If you stick all your code into one enormous module, then you make it really hard to reuse that code in other projects. It makes a lot more sense to split off reusable functionality into separate modules/packages which can easily be included in other projects. Not to mention you make it hard for other people to reuse your code.

In fact what I find to be a horrible anti-pattern is the C++ propensity to build mega packages/libraries like Qt, OpenCV, VTK etc. It is extremely cumbersome to mix and match such mega packages/libraries with other libraries. You are forced to do enormous downloads only to get small amounts of functionality. You got to deal with complex build systems.

With the excellent version control and package management that exists in Julia, there should be no need to continue this mega-package habit that exists in the C++ community. Keep packages short and to the point. It makes reuse and maintenance easier IMHO.

2 Likes

There is a cost to maintaining a package. The cost is higher for complex software applications with many developers working on the same codebase. Someone is going to argue there isn’t, but if you can imagine a world outside your own where this is true, you can see there are situations where 1 package > n packages.

I think one gets a bit into philosophical territory there. Even when working on exactly the same piece of software, people tend to have widely different opinions on how to best manage that software. I remember the software I worked on, where I strongly believed in modularizing it while others championed a big monolith design.

But if you don’t believe in modularization, and you want a big monolith, then why have submodules in the first place? Why not just put all the code in one large module?

Or just keep things simple and have one level deep submodule hierarchy like GitHub - PetrKryslUCSD/FinEtools.jl: Finite Element tools in Julia

I don’t get why you would want arbitrary deep nesting. That seems very Java/C# like. Most newer languages seem to prefer shallow over deep hierarchies. Look at Swift, Python or Julia for that matter.

Of course it is none of my business how you organize it, I am just trying to give advice to make your life easier. I have worked with people coming from other languages and seen so often how they complicate their lives by insisting on workflows that make sense in the language or world they come from but doesn’t make sense in the new world.

The craziest example I have seen of this is Java enterprise developer entering mobile phone dev. They work in single user systems, but they have worked all their lives on systems that deal with multiple users, so they immediately grab a database to save the most trivial amounts of data not realizing that a plain old file works just fine on a single user system when deal with small amounts of data.
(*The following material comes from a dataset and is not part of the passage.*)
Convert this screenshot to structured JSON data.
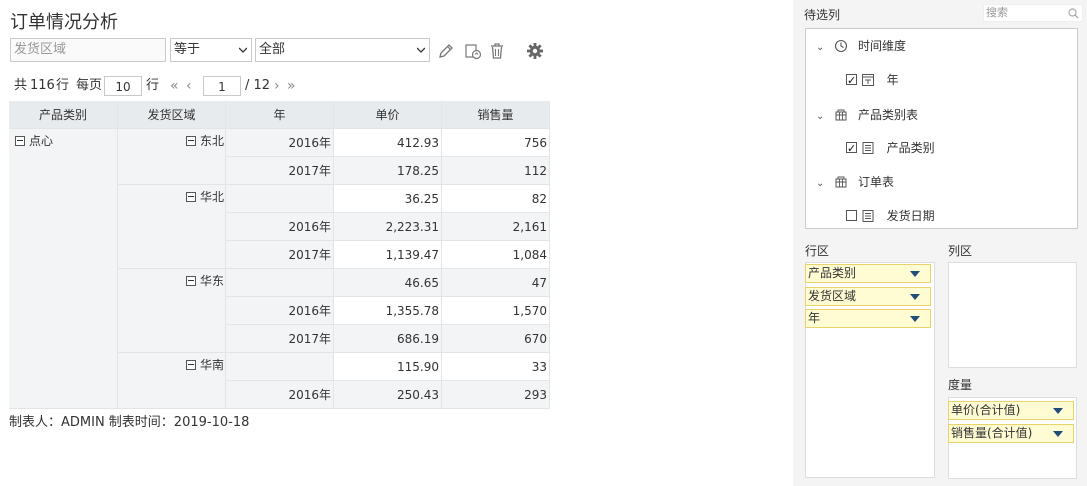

That is what I would reflect on in this case as well. How much of your imagine organization is predicated by the particularities of C++ vs what you actually need.

5 Likes

You are not.

1 Like

I think this is the same issue discussed in [ANN] PatModules.jl: a better module system for Julia - #38 by patrick-kidger.

4 Likes

Simply because there is no include in the a.jl file, no include for the c_module. It’s really that simple.

How exactly? The IDE has no idea which is your main file where all the includes shall met nicely, it does not have this “root” point. The only thing the IDE sees is an c_module in the a.jl file. Which c_module, well, any of the existing c_module in the already parsed structure.

Your solution clearly illustrates the problem. He has to “find”. This is the waste of time I was talking about.